Gandhi famously called for the Indian National Congress to be dissolved. It had done its job by ending British rule. The wise and wizened Mahatma called for a new organization to serve the people of India; one that would eschew corruption.
According to Venkat Ram Kalyanam – the only living witness to the assassination of Gandhi five months after independence – Gandhi received more than fifty letters daily from freedom fighters and concerned citizens. Most of the letters were about the rampant corruption and cronyism of Congress ministers. Gandhi shared his views with Prime Minister Jawaharlal Nehru – to no avail.
Kalyanam says Gandhi dictated a note – his last major missive – penned towards the end of 1947, in which he said “I am not responsible for what is happening in this country.
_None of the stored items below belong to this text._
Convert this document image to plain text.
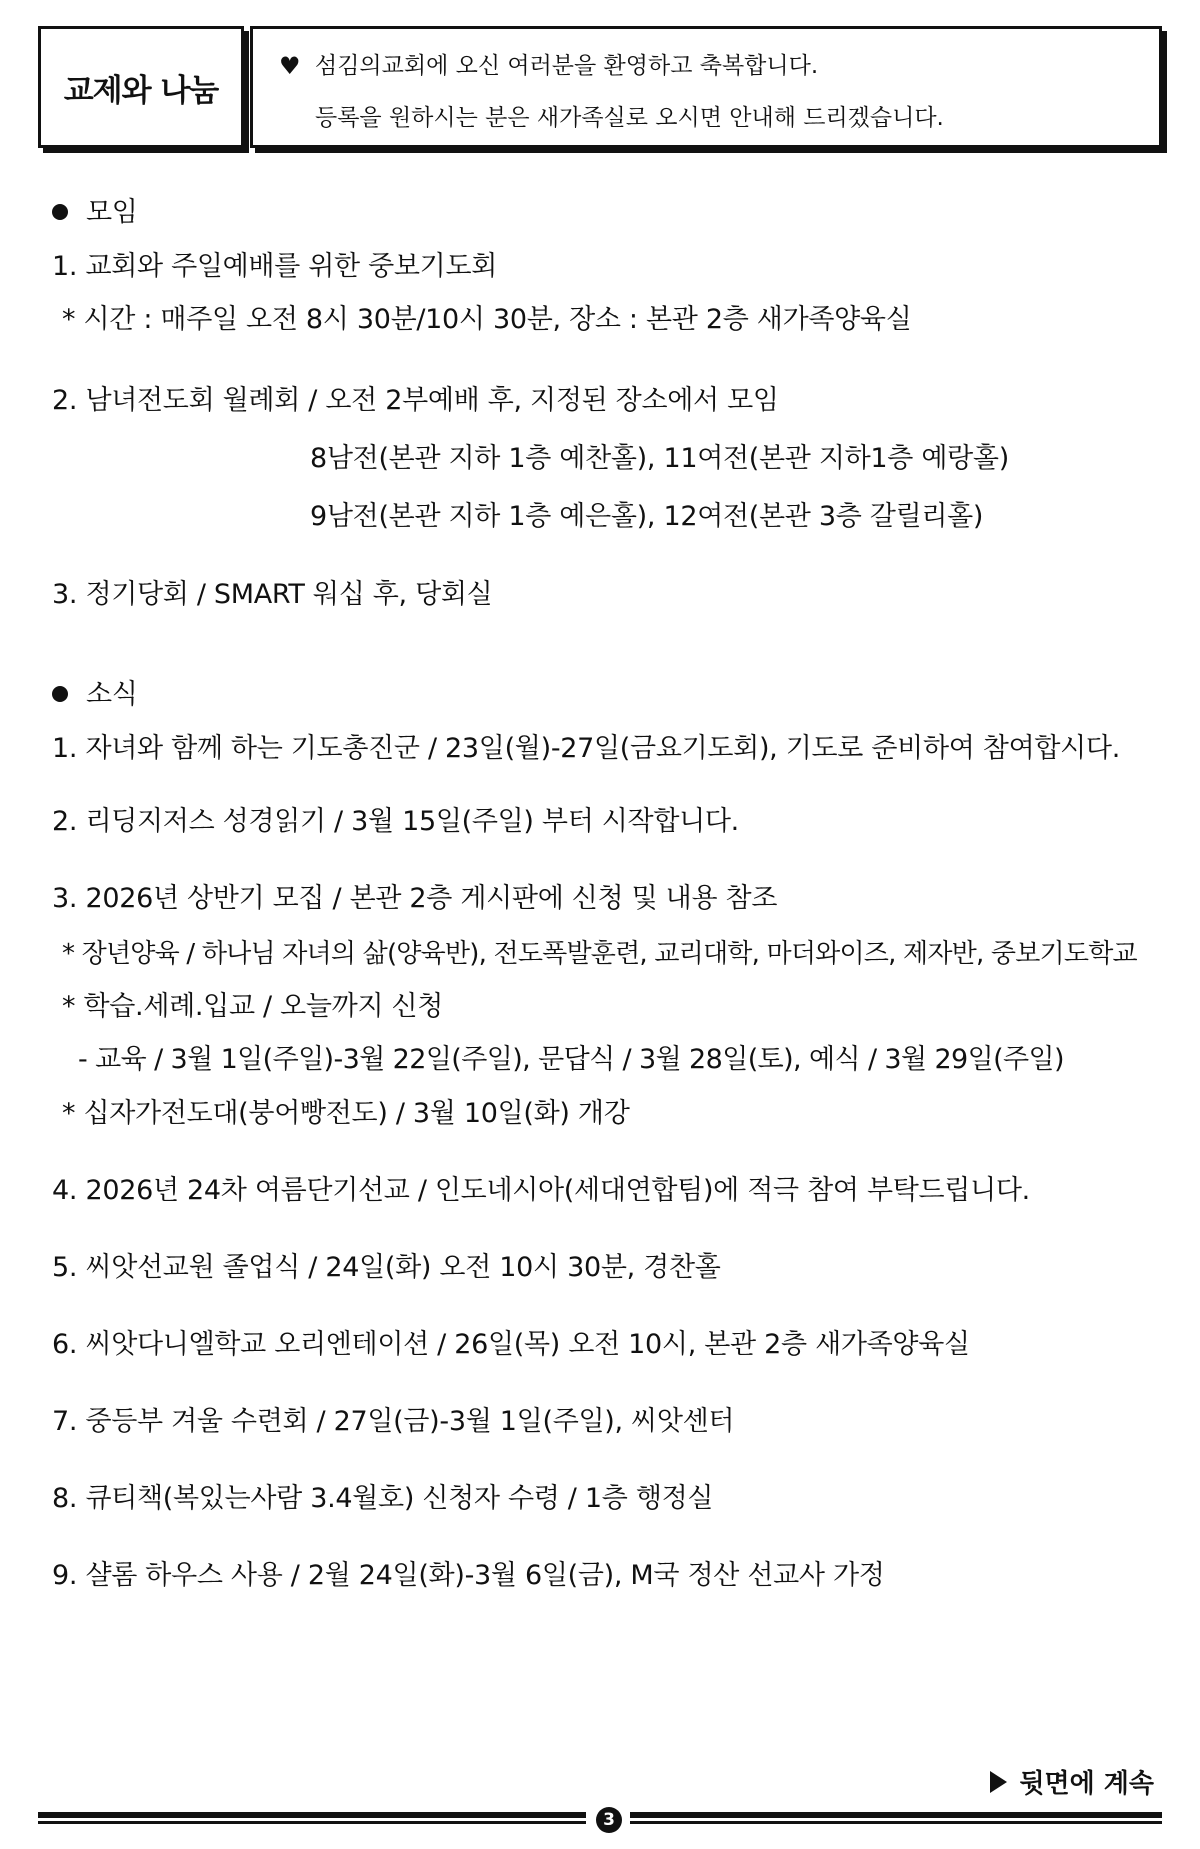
교제와 나눔
♥ 섬김의교회에 오신 여러분을 환영하고 축복합니다.
등록을 원하시는 분은 새가족실로 오시면 안내해 드리겠습니다.
모임
1. 교회와 주일예배를 위한 중보기도회
* 시간 : 매주일 오전 8시 30분/10시 30분, 장소 : 본관 2층 새가족양육실
2. 남녀전도회 월례회 / 오전 2부예배 후, 지정된 장소에서 모임
8남전(본관 지하 1층 예찬홀), 11여전(본관 지하1층 예랑홀)
9남전(본관 지하 1층 예은홀), 12여전(본관 3층 갈릴리홀)
3. 정기당회 / SMART 워십 후, 당회실
소식
1. 자녀와 함께 하는 기도총진군 / 23일(월)-27일(금요기도회), 기도로 준비하여 참여합시다.
2. 리딩지저스 성경읽기 / 3월 15일(주일) 부터 시작합니다.
3. 2026년 상반기 모집 / 본관 2층 게시판에 신청 및 내용 참조
* 장년양육 / 하나님 자녀의 삶(양육반), 전도폭발훈련, 교리대학, 마더와이즈, 제자반, 중보기도학교
* 학습.세례.입교 / 오늘까지 신청
- 교육 / 3월 1일(주일)-3월 22일(주일), 문답식 / 3월 28일(토), 예식 / 3월 29일(주일)
* 십자가전도대(붕어빵전도) / 3월 10일(화) 개강
4. 2026년 24차 여름단기선교 / 인도네시아(세대연합팀)에 적극 참여 부탁드립니다.
5. 씨앗선교원 졸업식 / 24일(화) 오전 10시 30분, 경찬홀
6. 씨앗다니엘학교 오리엔테이션 / 26일(목) 오전 10시, 본관 2층 새가족양육실
7. 중등부 겨울 수련회 / 27일(금)-3월 1일(주일), 씨앗센터
8. 큐티책(복있는사람 3.4월호) 신청자 수령 / 1층 행정실
9. 샬롬 하우스 사용 / 2월 24일(화)-3월 6일(금), M국 정산 선교사 가정
뒷면에 계속
3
I have repeatedly said that I have neither any part nor any say in many things that are going on in the country today. The plain matter of fact is that I am no longer the current coin I fancied I once was. My voics in the wilderness. My writ runs no more. Time was when whatever I said the masses followed. Today, mine is a lone voice. I now say things which do not go home. I know that I am a back number. Yet, I go on saying what I believe to be true.”
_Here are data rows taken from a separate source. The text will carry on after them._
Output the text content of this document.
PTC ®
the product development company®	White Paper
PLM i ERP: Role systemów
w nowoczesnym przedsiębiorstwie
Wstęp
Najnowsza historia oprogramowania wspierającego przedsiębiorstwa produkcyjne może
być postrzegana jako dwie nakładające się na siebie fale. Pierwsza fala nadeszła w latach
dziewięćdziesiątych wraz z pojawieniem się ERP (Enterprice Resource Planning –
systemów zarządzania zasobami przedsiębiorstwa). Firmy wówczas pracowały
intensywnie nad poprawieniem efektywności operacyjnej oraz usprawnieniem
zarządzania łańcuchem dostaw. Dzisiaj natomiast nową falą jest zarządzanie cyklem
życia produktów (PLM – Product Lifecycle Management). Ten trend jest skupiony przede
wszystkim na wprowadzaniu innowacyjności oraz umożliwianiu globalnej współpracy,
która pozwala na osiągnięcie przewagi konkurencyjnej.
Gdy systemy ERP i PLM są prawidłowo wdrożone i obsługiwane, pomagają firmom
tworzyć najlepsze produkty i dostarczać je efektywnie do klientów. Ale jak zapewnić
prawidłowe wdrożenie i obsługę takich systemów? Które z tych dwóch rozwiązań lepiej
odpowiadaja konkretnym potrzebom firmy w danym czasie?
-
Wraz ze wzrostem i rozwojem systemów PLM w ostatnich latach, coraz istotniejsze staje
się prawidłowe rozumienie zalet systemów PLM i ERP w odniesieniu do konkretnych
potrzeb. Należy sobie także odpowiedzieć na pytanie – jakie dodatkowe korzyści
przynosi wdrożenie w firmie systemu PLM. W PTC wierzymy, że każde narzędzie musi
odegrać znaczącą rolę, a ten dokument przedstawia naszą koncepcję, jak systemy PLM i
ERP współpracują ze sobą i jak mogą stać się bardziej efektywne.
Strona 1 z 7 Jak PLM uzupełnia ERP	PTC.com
Prophetic stuff, this, and so very relevant to the ANC and South Africa twenty years since the fall of Apartheid – Marikana, Nkandla and the recent shenanigans in parliament are but recent pointers towards a decline that began some time ago.
Mandela, like Nehru, formed the first government and the real rot began towards the end of Mandela’s term and the start of Thabo Mbeki’s. It started with the arms deal, the proceeds of which provided the ANC with much needed cash and many intermediaries with fat personal rewards. No one really needs a commission of inquiry to obfuscate or elucidate – it’s a fact – sad and indisputably responsible for our moral decay.
The precedent was set and since certain local and international businesses and the ANC government have conspired to deliver on the creation of wealth for some and proportionally little for the masses who repeatedly vote – depressingly – for a party that has delivered little, fueled by a mixture of hope and ignorance.
Growth is forecast to be lower than 2%. Inflation is 5.7%. Compared to the other BRICS countries, the South African national government’s gross-loan-debt-to-GDP ratio exceeds that of Russia and China.
Unemployment hovers around 25% – the highest among BRICS countries. Homicide rates per 100 000 sit at 27.3 – trumped only by Guatemala, El Salvador, Cote d’Ivoire and Brazil. The police force is largely corrupt and in disarray. We spend more on health as a percentage of GDP than other BRICS countries and still the state of public health is shocking: our infant mortality rate is 42.15 (deaths/1,000 live births 2013) – on par with India; Zimbabwe’s is 27.25.
Equally, we spend more than any BRICS country on public education (10.1% of GDP, 2010) and the quality of education delivered is in inverse proportion to the spend. A report published by the World Economic Forum has ranked the quality of South Africa’s maths and science education last out of 148 countries. And we boast the highest Gini coefficient in the world.
This massive misspend is funde d in large measure by our tax revenues (40% individual maximum rate). New Zealand’s is 33% and Canada’s 50%. The difference is that they spend and monitor their spend in the most efficient manner. We don’t. We do spend a fortune on consultants though: in January this year the Auditor-General implored government to immediately implement stricter financial controls to curb expenditure on consultants, which has amounted to $9 billion in three years. Only 124 contracts amounting to $2.1 billion were audited. Our GDP is $350 billion.
The Freedom Charter, the lodestar of the ANC, and our stellar constitution that enshrines dignity and human rights seem to have become words that belie our actions. Perhaps that’s why Jeff Radebe, South Africa’s longest continuously serving cabinet minister was moved to pronounce in June this year “The ANC’s vision of a non-racial, non-sexist, democratic, equal and prosperous society basically summarises the Freedom Charter.” Aren’t you relieved?
I’m not. My forebears came to this country in the 1870s and successive generations have evinced an unbroken record of service in the struggle against Apartheid and towards a better life for all –many were ANC to their very marrow. They paid with their blood; mine’s beginning to run cold.